Excellent rubs are simply a balanced blend of strong and mild spices, salt and herbs
that enhance the flavor and color of the meat, but do NOT overwhelm the taste of the
meat.  Remember, we are trying to enhance, not change, the flavor of the food.  

Rubs can be applied just before cooking, but for better penetration into the meat,
apply the rub three to four hours before cooking, storing the food in the refrigerator in
a plastic food bag or other sealed container.  You can massage the rub directly into
the food, which might make your food relax a bit, or sprinkle it heavily onto the meat.  I
prefer the latter.

The number of different styles and types of rubs you can make is virtually limitless.  
Start by identifying those flavors you typically enjoy and list them on a sheet of paper.  
Consider the individual flavor profile elements like savory, herbal, sour and spicy, while
balancing the level of saltiness.  Let’s say you like Mexican food.  A good starting point
would be to use some chili powder for body, cumin, coriander and granulized garlic for
the savory elements, some cayenne pepper for heat, balanced with some sea salt to
pull everything together.  

Here are my guidelines for making your own dry rubs:

  1. Start with quality ingredients.
  2. Take good notes about the quantities of the ingredients you add.  After you
    taste the food, you might want to make a few adjustments in your next batch.  
    Professional grilling and BBQ teams develop their blends over the months or
    years, making little adjustments along the way.
  3. Taste each ingredient to determine its potency.  Some peppers (especially old
    peppers) and leafy herbs lack their originally potency.  Therefore, you may need
    to use more to get the punch or flavor you desire.   
  4. Store your rubs properly in airtight containers in a cool dry place.  If you don’t
    plan on using them within the next two or three months, store them in the
    freezer.  Depending on the herbs you use they should last 1 to 3 years.  Whole
    peppercorns, nutmegs and cinnamon sticks hold on to their flavor for ages.  
    Particularly potent whole spices such as cloves, cumin and cardamom will also
    last for a long, long time.  In contrast, basil and oregano lose their flavor in a
    matter of months so keep this in mind when developing your rubs.  You don’t
    want to make large bulk rubs only to toss them from lack of use.
  5. Record the date on the container storing the rub, and use FIFO.  No, FIFO is
    not what the seven dwarfs were singing.  FIFO means first-in-first-out, referring
    to the order in which you consume your rubs and spices.
  6. Use approximately 2 tablespoons of rub for each pound of meat.  This will vary
    depending on the strength of the flavor of your rub.
  7. Never reuse remaining rub after it has been in contact with meat.  Stated
    another way, when massaging the rub into the meat, do not place your hands or
    fingers back into the rub without first washing your hands.  Later, you might want
    to use your rub as a seasoning mix for a salad dressing or to kick-up your next
    potato salad, so don’t cross-contaminate it!  

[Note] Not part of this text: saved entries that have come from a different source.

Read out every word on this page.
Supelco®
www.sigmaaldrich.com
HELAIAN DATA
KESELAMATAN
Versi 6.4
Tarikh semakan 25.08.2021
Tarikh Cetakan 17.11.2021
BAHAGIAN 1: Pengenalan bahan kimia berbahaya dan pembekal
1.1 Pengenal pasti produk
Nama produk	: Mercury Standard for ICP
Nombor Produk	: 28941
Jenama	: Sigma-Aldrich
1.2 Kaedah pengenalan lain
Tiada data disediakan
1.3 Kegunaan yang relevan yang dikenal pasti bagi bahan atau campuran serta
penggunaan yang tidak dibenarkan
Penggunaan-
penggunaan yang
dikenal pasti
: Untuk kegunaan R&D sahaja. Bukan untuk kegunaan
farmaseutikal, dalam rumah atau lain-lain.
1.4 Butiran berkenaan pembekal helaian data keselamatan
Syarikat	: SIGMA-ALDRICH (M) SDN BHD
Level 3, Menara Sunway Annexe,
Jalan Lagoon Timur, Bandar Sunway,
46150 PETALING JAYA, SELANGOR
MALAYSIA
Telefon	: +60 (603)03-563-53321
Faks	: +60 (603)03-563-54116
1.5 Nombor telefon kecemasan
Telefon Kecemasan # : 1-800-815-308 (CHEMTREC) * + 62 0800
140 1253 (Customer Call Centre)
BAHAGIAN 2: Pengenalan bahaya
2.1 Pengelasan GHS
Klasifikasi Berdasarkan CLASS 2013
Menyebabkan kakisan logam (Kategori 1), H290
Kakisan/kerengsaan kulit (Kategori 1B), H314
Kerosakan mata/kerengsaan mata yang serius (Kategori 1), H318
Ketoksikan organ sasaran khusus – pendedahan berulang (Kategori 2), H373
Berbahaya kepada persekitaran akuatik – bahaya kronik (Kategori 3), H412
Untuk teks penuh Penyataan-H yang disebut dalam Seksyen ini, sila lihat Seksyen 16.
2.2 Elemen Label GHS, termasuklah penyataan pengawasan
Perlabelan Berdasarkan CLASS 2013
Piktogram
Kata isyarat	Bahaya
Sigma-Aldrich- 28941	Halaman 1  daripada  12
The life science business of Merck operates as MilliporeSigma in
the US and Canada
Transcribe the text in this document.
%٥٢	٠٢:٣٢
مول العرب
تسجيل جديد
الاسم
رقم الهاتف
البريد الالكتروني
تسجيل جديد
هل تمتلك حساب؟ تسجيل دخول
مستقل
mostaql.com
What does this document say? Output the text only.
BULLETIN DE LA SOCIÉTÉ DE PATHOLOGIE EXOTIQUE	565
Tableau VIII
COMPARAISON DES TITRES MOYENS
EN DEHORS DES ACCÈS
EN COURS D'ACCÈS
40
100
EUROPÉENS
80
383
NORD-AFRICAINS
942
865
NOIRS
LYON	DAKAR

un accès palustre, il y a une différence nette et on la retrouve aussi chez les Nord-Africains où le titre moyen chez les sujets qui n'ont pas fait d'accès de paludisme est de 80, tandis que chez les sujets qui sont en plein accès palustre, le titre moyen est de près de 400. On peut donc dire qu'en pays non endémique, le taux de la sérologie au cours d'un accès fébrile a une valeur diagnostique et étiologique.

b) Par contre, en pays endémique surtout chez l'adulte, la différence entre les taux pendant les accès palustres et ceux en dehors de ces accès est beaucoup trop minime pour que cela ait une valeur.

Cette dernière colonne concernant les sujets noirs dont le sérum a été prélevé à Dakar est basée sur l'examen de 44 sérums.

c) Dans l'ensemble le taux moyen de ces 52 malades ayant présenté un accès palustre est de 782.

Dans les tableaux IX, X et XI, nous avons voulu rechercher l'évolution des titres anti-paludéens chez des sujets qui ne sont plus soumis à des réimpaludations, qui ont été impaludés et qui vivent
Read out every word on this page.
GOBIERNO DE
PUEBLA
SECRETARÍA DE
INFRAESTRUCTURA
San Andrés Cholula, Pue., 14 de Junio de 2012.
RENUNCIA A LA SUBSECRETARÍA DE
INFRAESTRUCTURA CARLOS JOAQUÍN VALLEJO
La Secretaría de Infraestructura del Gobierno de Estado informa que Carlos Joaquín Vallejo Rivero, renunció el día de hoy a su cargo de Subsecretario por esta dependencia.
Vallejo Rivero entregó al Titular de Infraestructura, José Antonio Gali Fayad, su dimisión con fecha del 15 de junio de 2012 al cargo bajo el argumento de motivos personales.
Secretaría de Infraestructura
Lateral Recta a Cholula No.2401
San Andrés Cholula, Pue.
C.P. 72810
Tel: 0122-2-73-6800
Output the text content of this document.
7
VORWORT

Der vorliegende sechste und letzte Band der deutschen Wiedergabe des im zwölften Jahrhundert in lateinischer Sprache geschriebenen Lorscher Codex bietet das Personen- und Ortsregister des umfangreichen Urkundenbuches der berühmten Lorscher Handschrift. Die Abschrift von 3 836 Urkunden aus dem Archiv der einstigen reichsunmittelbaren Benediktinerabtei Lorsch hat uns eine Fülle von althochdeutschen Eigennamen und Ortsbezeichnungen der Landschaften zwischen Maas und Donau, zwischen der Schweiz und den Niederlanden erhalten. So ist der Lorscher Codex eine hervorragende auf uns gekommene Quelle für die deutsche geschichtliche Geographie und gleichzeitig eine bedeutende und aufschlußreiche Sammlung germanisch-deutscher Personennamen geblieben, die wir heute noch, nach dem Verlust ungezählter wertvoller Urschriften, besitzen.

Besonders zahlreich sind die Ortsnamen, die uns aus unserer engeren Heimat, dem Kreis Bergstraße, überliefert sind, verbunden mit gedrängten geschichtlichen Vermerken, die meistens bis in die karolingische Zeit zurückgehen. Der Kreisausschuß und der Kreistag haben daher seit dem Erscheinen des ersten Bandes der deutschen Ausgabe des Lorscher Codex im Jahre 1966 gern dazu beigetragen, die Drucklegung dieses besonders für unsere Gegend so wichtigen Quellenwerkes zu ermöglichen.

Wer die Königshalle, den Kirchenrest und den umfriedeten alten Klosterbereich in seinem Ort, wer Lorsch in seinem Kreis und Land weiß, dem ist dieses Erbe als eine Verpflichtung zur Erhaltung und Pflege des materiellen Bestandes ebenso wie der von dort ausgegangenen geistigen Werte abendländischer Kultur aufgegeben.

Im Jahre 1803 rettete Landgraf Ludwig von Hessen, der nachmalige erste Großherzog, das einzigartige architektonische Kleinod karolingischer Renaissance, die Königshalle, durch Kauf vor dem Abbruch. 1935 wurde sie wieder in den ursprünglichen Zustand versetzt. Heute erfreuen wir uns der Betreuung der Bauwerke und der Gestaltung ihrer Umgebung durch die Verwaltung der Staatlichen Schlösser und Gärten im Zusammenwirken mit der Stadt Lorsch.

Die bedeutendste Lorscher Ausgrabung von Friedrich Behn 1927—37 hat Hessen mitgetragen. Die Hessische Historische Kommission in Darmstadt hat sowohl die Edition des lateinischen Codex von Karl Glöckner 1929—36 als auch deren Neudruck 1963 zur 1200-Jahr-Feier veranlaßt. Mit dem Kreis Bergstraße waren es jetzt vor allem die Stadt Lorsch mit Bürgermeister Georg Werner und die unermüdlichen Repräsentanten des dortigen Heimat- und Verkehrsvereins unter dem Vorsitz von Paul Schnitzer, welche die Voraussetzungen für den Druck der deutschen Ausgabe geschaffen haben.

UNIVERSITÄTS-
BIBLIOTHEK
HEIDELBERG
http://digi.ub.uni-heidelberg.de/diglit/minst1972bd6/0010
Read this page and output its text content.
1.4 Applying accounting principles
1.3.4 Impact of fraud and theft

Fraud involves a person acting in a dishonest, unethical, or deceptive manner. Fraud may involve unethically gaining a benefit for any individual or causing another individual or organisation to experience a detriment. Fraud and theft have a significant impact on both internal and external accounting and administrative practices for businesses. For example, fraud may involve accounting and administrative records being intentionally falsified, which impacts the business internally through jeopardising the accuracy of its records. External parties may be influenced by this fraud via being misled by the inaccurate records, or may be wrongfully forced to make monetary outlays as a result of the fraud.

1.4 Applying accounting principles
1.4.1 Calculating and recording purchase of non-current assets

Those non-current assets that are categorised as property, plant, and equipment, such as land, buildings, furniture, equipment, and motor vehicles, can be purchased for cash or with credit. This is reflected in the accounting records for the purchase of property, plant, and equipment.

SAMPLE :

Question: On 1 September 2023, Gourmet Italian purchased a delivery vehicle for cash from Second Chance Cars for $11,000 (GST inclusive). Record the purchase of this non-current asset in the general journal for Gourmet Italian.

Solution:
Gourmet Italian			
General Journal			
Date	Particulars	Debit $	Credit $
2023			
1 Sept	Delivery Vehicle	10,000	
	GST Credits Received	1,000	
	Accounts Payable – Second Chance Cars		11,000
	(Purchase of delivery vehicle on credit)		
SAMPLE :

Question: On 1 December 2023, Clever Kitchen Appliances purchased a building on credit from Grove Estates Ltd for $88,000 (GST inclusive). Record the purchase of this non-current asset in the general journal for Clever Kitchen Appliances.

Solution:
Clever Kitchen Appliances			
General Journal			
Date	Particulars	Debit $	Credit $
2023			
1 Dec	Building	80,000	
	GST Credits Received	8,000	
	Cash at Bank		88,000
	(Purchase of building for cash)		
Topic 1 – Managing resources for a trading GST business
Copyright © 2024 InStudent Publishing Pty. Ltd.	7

Below is a good base recipe for a multitude of potential rubs.  Change it as you like; it
serves only as a starting place.

    1 tablespoons non-iodized salt
    1 - 2 teaspoon black pepper
    1 tablespoon garlic powder
    1 tablespoon onion powder
    1 teaspoon ground thyme
    1 teaspoon ground sage
    2 tablespoons paprika

Other ingredients you could consider might include, various dried chilies, freeze-dried
coffee, cinnamon, smoked paprika, celery seed, caraway seed, dried rosemary,
granulated ginger, and more.  Use your imagination, taking good notes.